Although still in beta stage, Google already has website-building brand Wix signed up as the tech giant tests out the real-time platform during this year’s Super Bowl.

US media brand Comcast will also tap into Google’s real-time ads during an “upcoming awards show” thought to be the Oscars.

Google said it plans to roll out the service “more broadly” later this year. It will allow brands to: “instantly run an ad across YouTube, hundreds of thousands of apps, and over two million sites in our Google Display Network with a message that ties directly to the big moment consumers just experienced.”

Speaking at its press launch yesterday, Tara Walpert Levy, MD of agency sales at Google said Google’s reach for real-time advertising was “incomparable”.

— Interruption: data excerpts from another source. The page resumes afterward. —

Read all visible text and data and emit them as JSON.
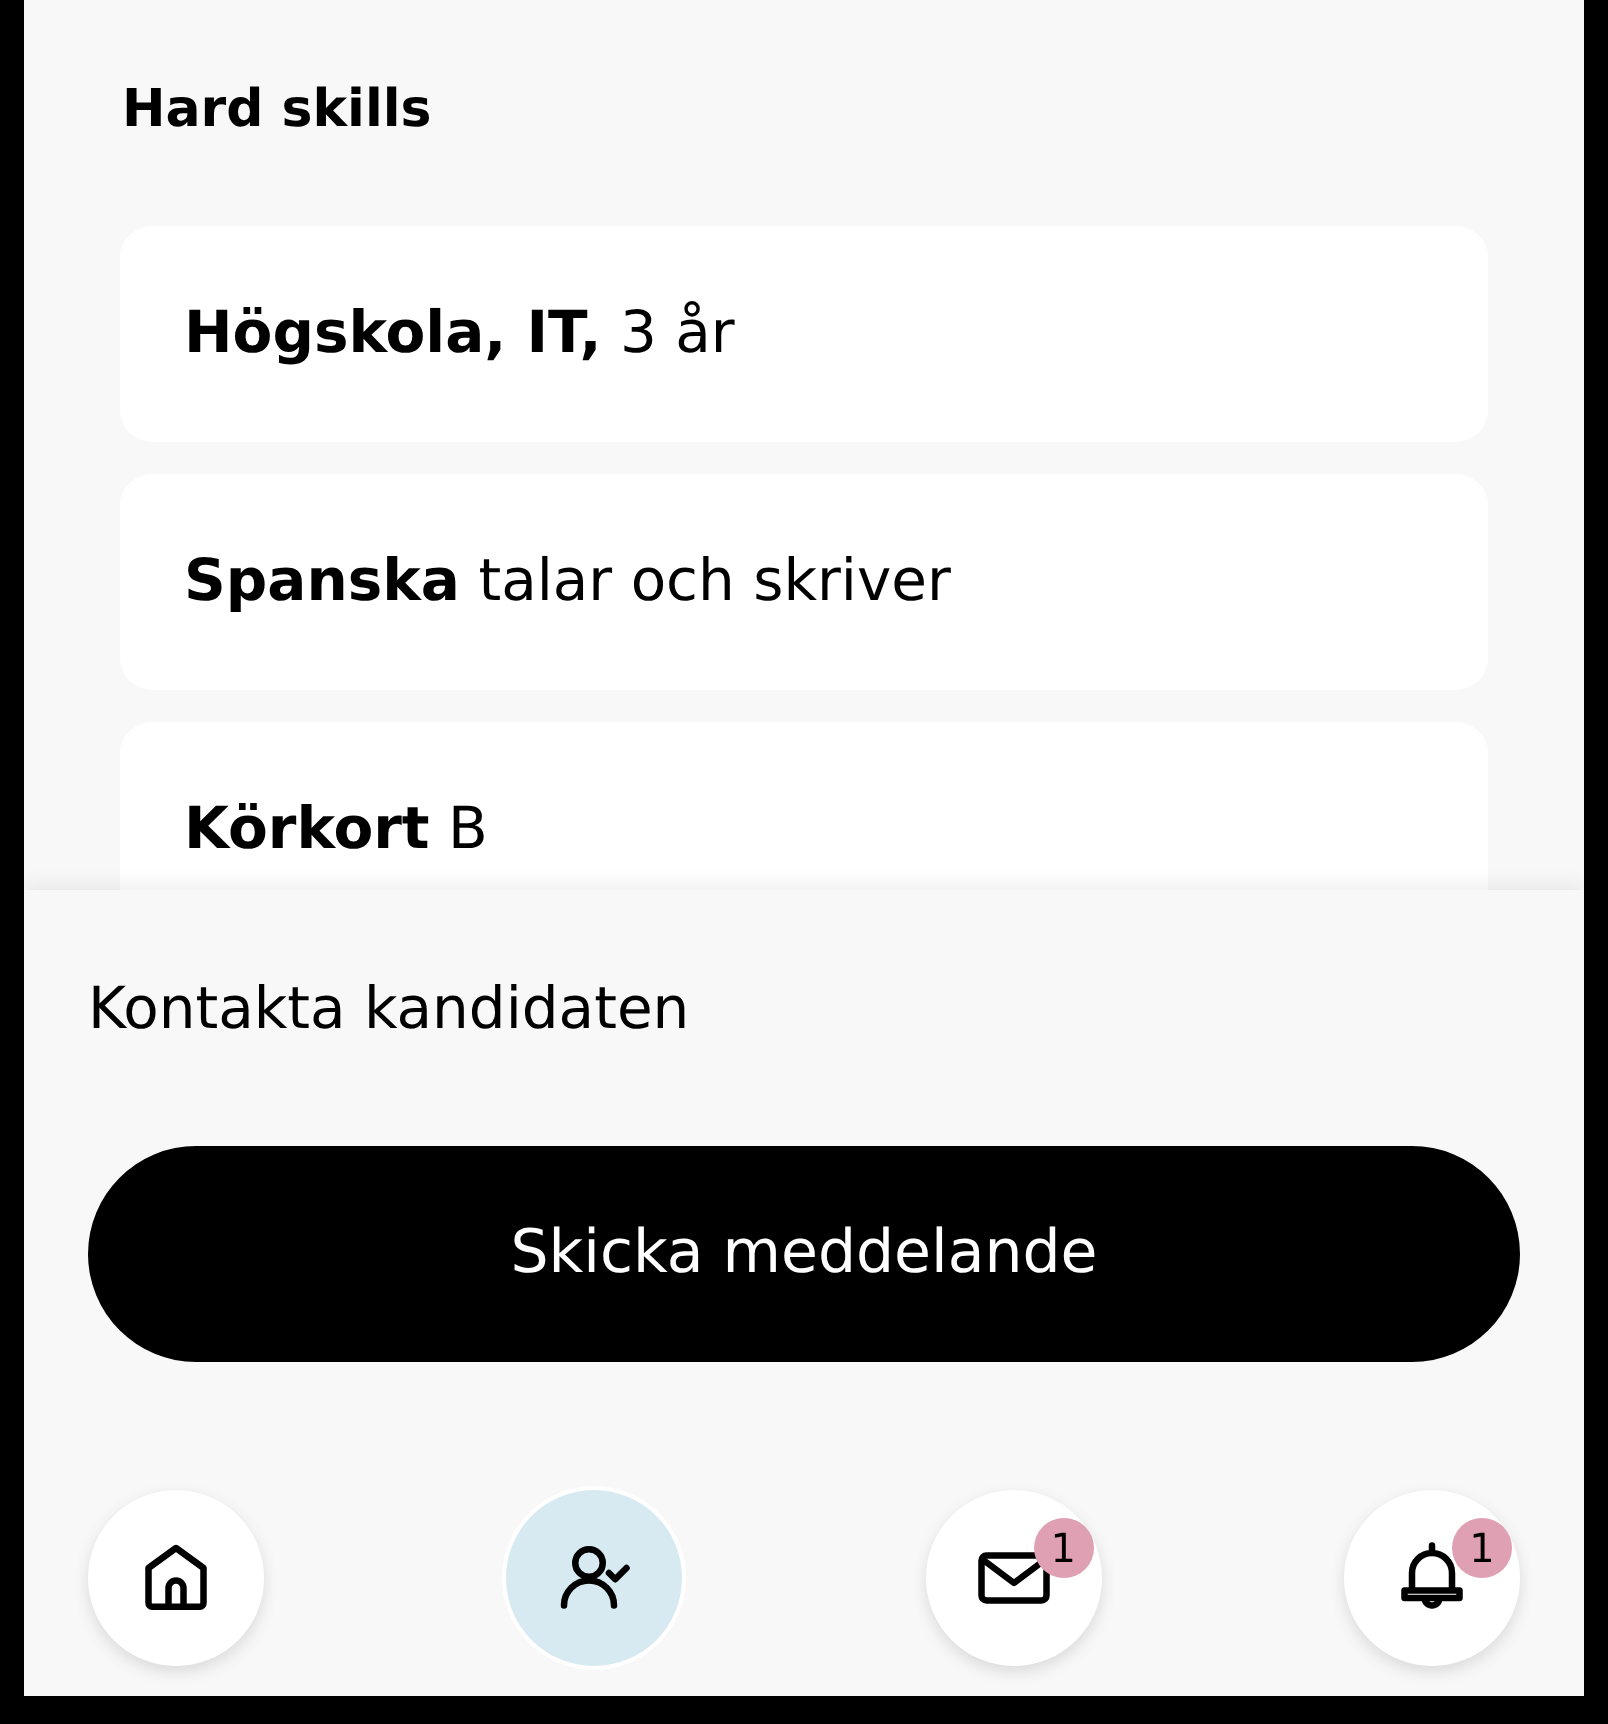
{
  "section": {
    "title": "Hard skills"
  },
  "skills": [
    {
      "text": "**Högskola, IT,** 3 år"
    },
    {
      "text": "**Spanska** talar och skriver"
    },
    {
      "text": "**Körkort** B"
    }
  ],
  "contact": {
    "label": "Kontakta kandidaten",
    "button": "Skicka meddelande"
  },
  "nav": [
    {
      "kind": "home",
      "selected": false
    },
    {
      "kind": "candidate",
      "selected": true
    },
    {
      "kind": "mail",
      "selected": false,
      "badge": "1"
    },
    {
      "kind": "bell",
      "selected": false,
      "badge": "1"
    }
  ]
}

She added that Google’s offering is unique as it offers the ability to complete immediate, dynamic ad insertion in both video and display inventory with “meaningful reach among consumers”.

Competing with Twitter

“The goal for marketers and being able to react real-time in a way that really resonates with folks around big cultural events and the micro-moments that go with them is common across many platforms,” she said.

“What’s unique about real-time ads is the ability to do that in video and display with the reach and scale and power of the platform, which as you find out is relatively incomparable.”

Google will allow advertisers to first pre-plan and upload the creative they want to use before pushing out the content in real time.

The service will be competing with rival Twitter’s update that was integrated into the social media platform last summer.

Twitter’ Live Moments allow users to follow events instead of just people, with a ‘live’ tab with a lightning bolt icon appearing within the mobile app and by clicking on the icon users are taken to a list of events curated by a team of editors.

Each event includes tweets, photos, GIFs and videos around a particular topic such as music festivals, sports tournaments or breaking news such as earthquakes and riots.